The history of the palace
In the middle of the XVIII century, a temporary wooden Winter Palace for Empress Elizabeth I was built on the site of a modern complex of buildings along Moika – Nevsky Prospect – Malaya Morskaya Street. After her death the wooden palace was destroyed by order of Catherine II, and the site was granted for private ownership to the Chief of Police of St. Petersburg Nikolai Chicherin. On the site he built a mansion in 1771 which still exists today. It is one of the oldest buildings on the Nevsky prospect.
Concerts and masquerades were held here, many famous writers, including Alexander Radishchev, Denis Fonvizin were frequent guests of the mansion.
In 1789 one of Nikolay Chicherin's sons, Alexander, vice colonel of the cuirassier regiment, was forced to sell the house to Prince Alexei Kurakin. By order of the new owner, a stone apartment building was built in 1794 along the Moika River embankment, 59.
Owners of the mansion used to rent part of the house to wealthy tenants. For example among the famous tenants, we can name Count Palen, the Governor-General of St. Petersburg, Giacomo Quarenghi, the fashionable architect, Alexander Griboedov, writer and diplomat. Later, the Eliseev brothers leased the premises of their house to a Musical society, a Dance assembly, and Noble Assembly. Musical and literary evenings were regularly organized here, famous writers Ivan Turgenev, Fedor Dostoevsky, Mikhail Saltykov-Shchedrin were among visitors. The Russian Musical Society, led by the famous composer Anton Rubinstein, gave its concerts here.
The famous poet Alexander Pushkin was an offer visitor or popular restaurant "Talon", which was opened at the first floor of the house.
The Eliseev family acquired the complex of buildings in 1858. In 1902-1904, according to the plan of Stepan Petrovich Eliseev, a complete reconstruction of the interiors of the palace was carried out, the halls were decorated in various styles: Renaissance, Baroque, Rococo, French Empire. While being at the exhibition in Paris, Eliseev orders a library decorated in the Art Nouveau style, which has been preserved in its original form to the present day.

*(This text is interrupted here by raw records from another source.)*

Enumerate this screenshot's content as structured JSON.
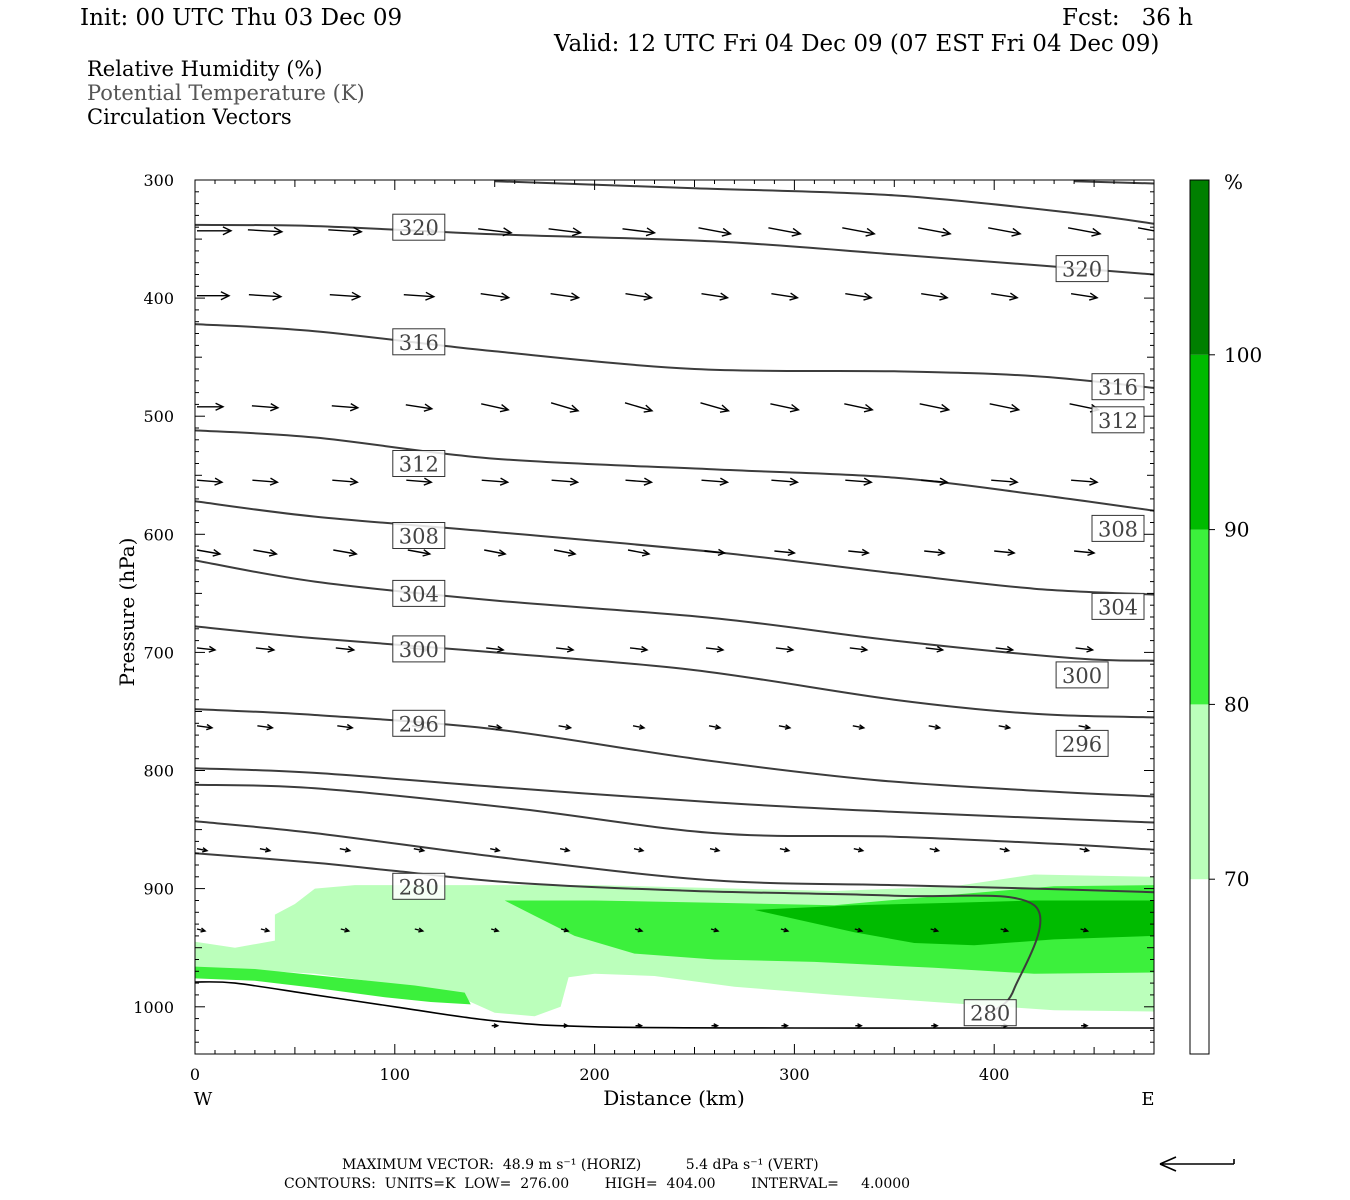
{
  "header": {
    "init": "Init: 00 UTC Thu 03 Dec 09",
    "fcst": "Fcst:   36 h",
    "valid": "Valid: 12 UTC Fri 04 Dec 09 (07 EST Fri 04 Dec 09)"
  },
  "legend_text": {
    "rh": "Relative Humidity (%)",
    "theta": "Potential Temperature (K)",
    "vectors": "Circulation Vectors"
  },
  "footer": {
    "max_vector": "MAXIMUM VECTOR:  48.9 m s⁻¹ (HORIZ)          5.4 dPa s⁻¹ (VERT)",
    "contours": "CONTOURS:  UNITS=K  LOW=  276.00        HIGH=  404.00        INTERVAL=     4.0000"
  },
  "colors": {
    "rh70": "#bbffbb",
    "rh80": "#3cf03c",
    "rh90": "#00bb00",
    "rh100": "#007f00",
    "contour": "#3c3c3c",
    "vector": "#000000"
  },
  "chart_data": {
    "type": "cross-section",
    "xlabel": "Distance (km)",
    "ylabel": "Pressure (hPa)",
    "x_end_labels": {
      "left": "W",
      "right": "E"
    },
    "xlim": [
      0,
      480
    ],
    "ylim": [
      1040,
      300
    ],
    "x_ticks": [
      0,
      100,
      200,
      300,
      400
    ],
    "y_ticks": [
      300,
      400,
      500,
      600,
      700,
      800,
      900,
      1000
    ],
    "colorbar": {
      "unit": "%",
      "levels": [
        70,
        80,
        90,
        100
      ],
      "colors": [
        "#ffffff",
        "#bbffbb",
        "#3cf03c",
        "#00bb00",
        "#007f00"
      ]
    },
    "theta_contours": [
      {
        "level": 280,
        "points": [
          [
            0,
            870
          ],
          [
            60,
            878
          ],
          [
            100,
            885
          ],
          [
            160,
            895
          ],
          [
            250,
            902
          ],
          [
            350,
            906
          ],
          [
            420,
            914
          ],
          [
            410,
            985
          ],
          [
            400,
            1003
          ]
        ],
        "labels": [
          [
            112,
            898
          ],
          [
            398,
            1005
          ]
        ]
      },
      {
        "level": 284,
        "points": [
          [
            0,
            843
          ],
          [
            60,
            853
          ],
          [
            160,
            875
          ],
          [
            260,
            893
          ],
          [
            350,
            897
          ],
          [
            420,
            900
          ],
          [
            480,
            903
          ]
        ],
        "labels": []
      },
      {
        "level": 288,
        "points": [
          [
            0,
            812
          ],
          [
            60,
            815
          ],
          [
            160,
            832
          ],
          [
            260,
            853
          ],
          [
            350,
            856
          ],
          [
            430,
            862
          ],
          [
            480,
            867
          ]
        ],
        "labels": []
      },
      {
        "level": 292,
        "points": [
          [
            0,
            798
          ],
          [
            60,
            802
          ],
          [
            160,
            815
          ],
          [
            260,
            827
          ],
          [
            350,
            835
          ],
          [
            420,
            840
          ],
          [
            480,
            844
          ]
        ],
        "labels": []
      },
      {
        "level": 296,
        "points": [
          [
            0,
            748
          ],
          [
            60,
            753
          ],
          [
            150,
            765
          ],
          [
            250,
            790
          ],
          [
            340,
            808
          ],
          [
            420,
            817
          ],
          [
            480,
            822
          ]
        ],
        "labels": [
          [
            112,
            760
          ],
          [
            444,
            777
          ]
        ]
      },
      {
        "level": 300,
        "points": [
          [
            0,
            678
          ],
          [
            60,
            688
          ],
          [
            150,
            700
          ],
          [
            250,
            715
          ],
          [
            350,
            740
          ],
          [
            420,
            752
          ],
          [
            480,
            755
          ]
        ],
        "labels": [
          [
            112,
            697
          ],
          [
            444,
            719
          ]
        ]
      },
      {
        "level": 304,
        "points": [
          [
            0,
            622
          ],
          [
            60,
            640
          ],
          [
            150,
            656
          ],
          [
            260,
            671
          ],
          [
            350,
            690
          ],
          [
            440,
            705
          ],
          [
            480,
            707
          ]
        ],
        "labels": [
          [
            112,
            650
          ],
          [
            462,
            661
          ]
        ]
      },
      {
        "level": 308,
        "points": [
          [
            0,
            572
          ],
          [
            60,
            585
          ],
          [
            150,
            598
          ],
          [
            260,
            615
          ],
          [
            350,
            633
          ],
          [
            420,
            646
          ],
          [
            480,
            651
          ]
        ],
        "labels": [
          [
            112,
            601
          ],
          [
            462,
            595
          ]
        ]
      },
      {
        "level": 312,
        "points": [
          [
            0,
            512
          ],
          [
            60,
            518
          ],
          [
            150,
            536
          ],
          [
            260,
            545
          ],
          [
            350,
            552
          ],
          [
            420,
            566
          ],
          [
            480,
            580
          ]
        ],
        "labels": [
          [
            112,
            540
          ],
          [
            462,
            503
          ]
        ]
      },
      {
        "level": 316,
        "points": [
          [
            0,
            422
          ],
          [
            60,
            428
          ],
          [
            150,
            445
          ],
          [
            250,
            460
          ],
          [
            350,
            462
          ],
          [
            420,
            466
          ],
          [
            480,
            476
          ]
        ],
        "labels": [
          [
            112,
            437
          ],
          [
            462,
            475
          ]
        ]
      },
      {
        "level": 320,
        "points": [
          [
            0,
            338
          ],
          [
            60,
            339
          ],
          [
            150,
            346
          ],
          [
            260,
            352
          ],
          [
            350,
            363
          ],
          [
            420,
            372
          ],
          [
            480,
            380
          ]
        ],
        "labels": [
          [
            112,
            340
          ],
          [
            444,
            375
          ]
        ]
      },
      {
        "level": 324,
        "points": [
          [
            150,
            301
          ],
          [
            250,
            307
          ],
          [
            350,
            313
          ],
          [
            440,
            328
          ],
          [
            480,
            337
          ]
        ],
        "labels": []
      },
      {
        "level": 328,
        "points": [
          [
            440,
            301
          ],
          [
            480,
            303
          ]
        ],
        "labels": []
      }
    ],
    "rh_field": [
      {
        "range": "70-80",
        "polygon": [
          [
            0,
            945
          ],
          [
            20,
            950
          ],
          [
            40,
            944
          ],
          [
            40,
            922
          ],
          [
            50,
            913
          ],
          [
            60,
            900
          ],
          [
            80,
            897
          ],
          [
            160,
            897
          ],
          [
            200,
            897
          ],
          [
            320,
            902
          ],
          [
            380,
            898
          ],
          [
            420,
            888
          ],
          [
            480,
            890
          ],
          [
            480,
            1004
          ],
          [
            430,
            1003
          ],
          [
            370,
            996
          ],
          [
            320,
            990
          ],
          [
            270,
            983
          ],
          [
            230,
            974
          ],
          [
            200,
            972
          ],
          [
            187,
            975
          ],
          [
            183,
            1000
          ],
          [
            170,
            1008
          ],
          [
            150,
            1005
          ],
          [
            130,
            990
          ],
          [
            95,
            980
          ],
          [
            60,
            972
          ],
          [
            20,
            968
          ],
          [
            0,
            967
          ]
        ]
      },
      {
        "range": "80-90",
        "polygon": [
          [
            155,
            910
          ],
          [
            200,
            910
          ],
          [
            260,
            912
          ],
          [
            320,
            914
          ],
          [
            380,
            905
          ],
          [
            430,
            898
          ],
          [
            480,
            897
          ],
          [
            480,
            971
          ],
          [
            420,
            972
          ],
          [
            370,
            967
          ],
          [
            310,
            962
          ],
          [
            260,
            960
          ],
          [
            220,
            955
          ],
          [
            190,
            940
          ],
          [
            170,
            923
          ]
        ]
      },
      {
        "range": "80-90",
        "polygon": [
          [
            0,
            966
          ],
          [
            30,
            968
          ],
          [
            70,
            975
          ],
          [
            110,
            982
          ],
          [
            135,
            988
          ],
          [
            138,
            998
          ],
          [
            118,
            996
          ],
          [
            95,
            992
          ],
          [
            60,
            984
          ],
          [
            30,
            978
          ],
          [
            0,
            976
          ]
        ]
      },
      {
        "range": "90-100",
        "polygon": [
          [
            280,
            918
          ],
          [
            330,
            914
          ],
          [
            380,
            912
          ],
          [
            420,
            910
          ],
          [
            480,
            910
          ],
          [
            480,
            940
          ],
          [
            430,
            943
          ],
          [
            390,
            948
          ],
          [
            360,
            946
          ],
          [
            330,
            937
          ]
        ]
      }
    ],
    "surface_line": [
      [
        0,
        979
      ],
      [
        20,
        980
      ],
      [
        60,
        990
      ],
      [
        100,
        1000
      ],
      [
        150,
        1012
      ],
      [
        200,
        1017
      ],
      [
        300,
        1018
      ],
      [
        400,
        1018
      ],
      [
        480,
        1018
      ]
    ],
    "vectors": [
      {
        "p": 343,
        "x": [
          0,
          35,
          75,
          112,
          150,
          185,
          222,
          260,
          295,
          332,
          370,
          405,
          445,
          480
        ],
        "len": [
          34,
          34,
          33,
          33,
          33,
          32,
          32,
          32,
          32,
          32,
          32,
          32,
          32,
          32
        ],
        "dp": [
          0,
          1,
          1,
          1,
          2,
          2,
          2,
          3,
          3,
          3,
          3,
          3,
          3,
          3
        ]
      },
      {
        "p": 398,
        "x": [
          0,
          35,
          75,
          112,
          150,
          185,
          222,
          260,
          295,
          332,
          370,
          405,
          445
        ],
        "len": [
          32,
          32,
          30,
          30,
          28,
          28,
          26,
          26,
          26,
          26,
          26,
          26,
          26
        ],
        "dp": [
          0,
          1,
          1,
          1,
          2,
          2,
          2,
          2,
          2,
          2,
          2,
          2,
          2
        ]
      },
      {
        "p": 492,
        "x": [
          0,
          35,
          75,
          112,
          150,
          185,
          222,
          260,
          295,
          332,
          370,
          405,
          445
        ],
        "len": [
          26,
          26,
          26,
          26,
          27,
          27,
          27,
          28,
          28,
          28,
          29,
          29,
          29
        ],
        "dp": [
          0,
          1,
          1,
          2,
          3,
          4,
          4,
          4,
          3,
          3,
          3,
          3,
          3
        ]
      },
      {
        "p": 555,
        "x": [
          0,
          35,
          75,
          112,
          150,
          185,
          222,
          260,
          295,
          332,
          370,
          405,
          445
        ],
        "len": [
          25,
          25,
          25,
          25,
          26,
          26,
          26,
          26,
          26,
          26,
          26,
          26,
          26
        ],
        "dp": [
          1,
          1,
          1,
          1,
          1,
          1,
          1,
          1,
          1,
          1,
          1,
          1,
          1
        ]
      },
      {
        "p": 615,
        "x": [
          0,
          35,
          75,
          112,
          150,
          185,
          222,
          260,
          295,
          332,
          370,
          405,
          445
        ],
        "len": [
          23,
          23,
          23,
          22,
          21,
          21,
          21,
          20,
          20,
          20,
          20,
          20,
          20
        ],
        "dp": [
          2,
          2,
          2,
          2,
          2,
          2,
          2,
          1,
          1,
          1,
          1,
          1,
          1
        ]
      },
      {
        "p": 697,
        "x": [
          0,
          35,
          75,
          112,
          150,
          185,
          222,
          260,
          295,
          332,
          370,
          405,
          445
        ],
        "len": [
          18,
          18,
          18,
          18,
          17,
          17,
          17,
          17,
          17,
          17,
          17,
          17,
          17
        ],
        "dp": [
          1,
          1,
          1,
          1,
          1,
          1,
          1,
          1,
          1,
          1,
          1,
          1,
          1
        ]
      },
      {
        "p": 763,
        "x": [
          0,
          35,
          75,
          112,
          150,
          185,
          222,
          260,
          295,
          332,
          370,
          405,
          445
        ],
        "len": [
          15,
          15,
          15,
          14,
          13,
          12,
          11,
          11,
          11,
          11,
          11,
          11,
          11
        ],
        "dp": [
          1,
          1,
          1,
          1,
          1,
          1,
          1,
          1,
          1,
          1,
          1,
          1,
          1
        ]
      },
      {
        "p": 867,
        "x": [
          0,
          35,
          75,
          112,
          150,
          185,
          222,
          260,
          295,
          332,
          370,
          405,
          445
        ],
        "len": [
          10,
          10,
          10,
          10,
          9,
          9,
          9,
          9,
          9,
          9,
          9,
          9,
          9
        ],
        "dp": [
          1,
          1,
          1,
          1,
          1,
          1,
          1,
          1,
          1,
          1,
          1,
          1,
          1
        ]
      },
      {
        "p": 935,
        "x": [
          0,
          35,
          75,
          112,
          150,
          185,
          222,
          260,
          295,
          332,
          370,
          405,
          445
        ],
        "len": [
          8,
          8,
          8,
          8,
          7,
          7,
          7,
          7,
          7,
          7,
          7,
          7,
          7
        ],
        "dp": [
          1,
          1,
          1,
          1,
          1,
          1,
          1,
          1,
          1,
          1,
          1,
          1,
          1
        ]
      },
      {
        "p": 1016,
        "x": [
          150,
          185,
          222,
          260,
          295,
          332,
          370,
          405,
          445
        ],
        "len": [
          6,
          6,
          6,
          6,
          6,
          6,
          6,
          6,
          6
        ],
        "dp": [
          0,
          0,
          0,
          0,
          0,
          0,
          0,
          0,
          0
        ]
      }
    ]
  }
}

Upon completion of the restoration, the Eliseevs move to a part of the building located on the Moika River embankment. The wing located on Nevsky Prospekt was occupied by the bank's operating room.
In 1918, after the revolution, the Eliseev family was forced to emigrate. In 1919-1922, the Eliseev mansion was nationalized, and the House of Arts, a society founded by Maxim Gorky and uniting the creative intelligentsia, was created in the building. The society included many famous creative figures: Anna Akhmatova, Evgeny Zamyatin, Kuzma Petrov-Vodkin, Osip Mandelstam. The activities of the House of Arts are described in Olga Forsh's novel "Crazy Ship".
Many writers and poets read their works here: for example, it was here that Alexander Green finished and publicly read the last version of his "Scarlet Sails". In 1920 representatives of the Soviet intelligentsia met with the classic of world literature, the English science fiction writer Herbert Wells, in the Walnut Living Room, and Maxim Gorky presided over the evening.
In November 1923, the House of Arts has been closed, in 1924 a new cultural institution was opened in the building complex – the cinema for workers "Light Ribbon". For some time, the young aspiring composer Dmitry Shostakovich worked here as a musical illustrator. Since 1931 the cinema has been called the "Barricade".
In the 1920s there was a "Club of business workers of Socialist Industry", for which a large Music room on the ceiling was painted by the artist Valery Izmailovich in 1926 in a large ceiling "New Socialist Way of Life".
In 2003, the grand opening of the Taleon Imperial Hotel, dedicated to the tercentenary of St. Petersburg, took place.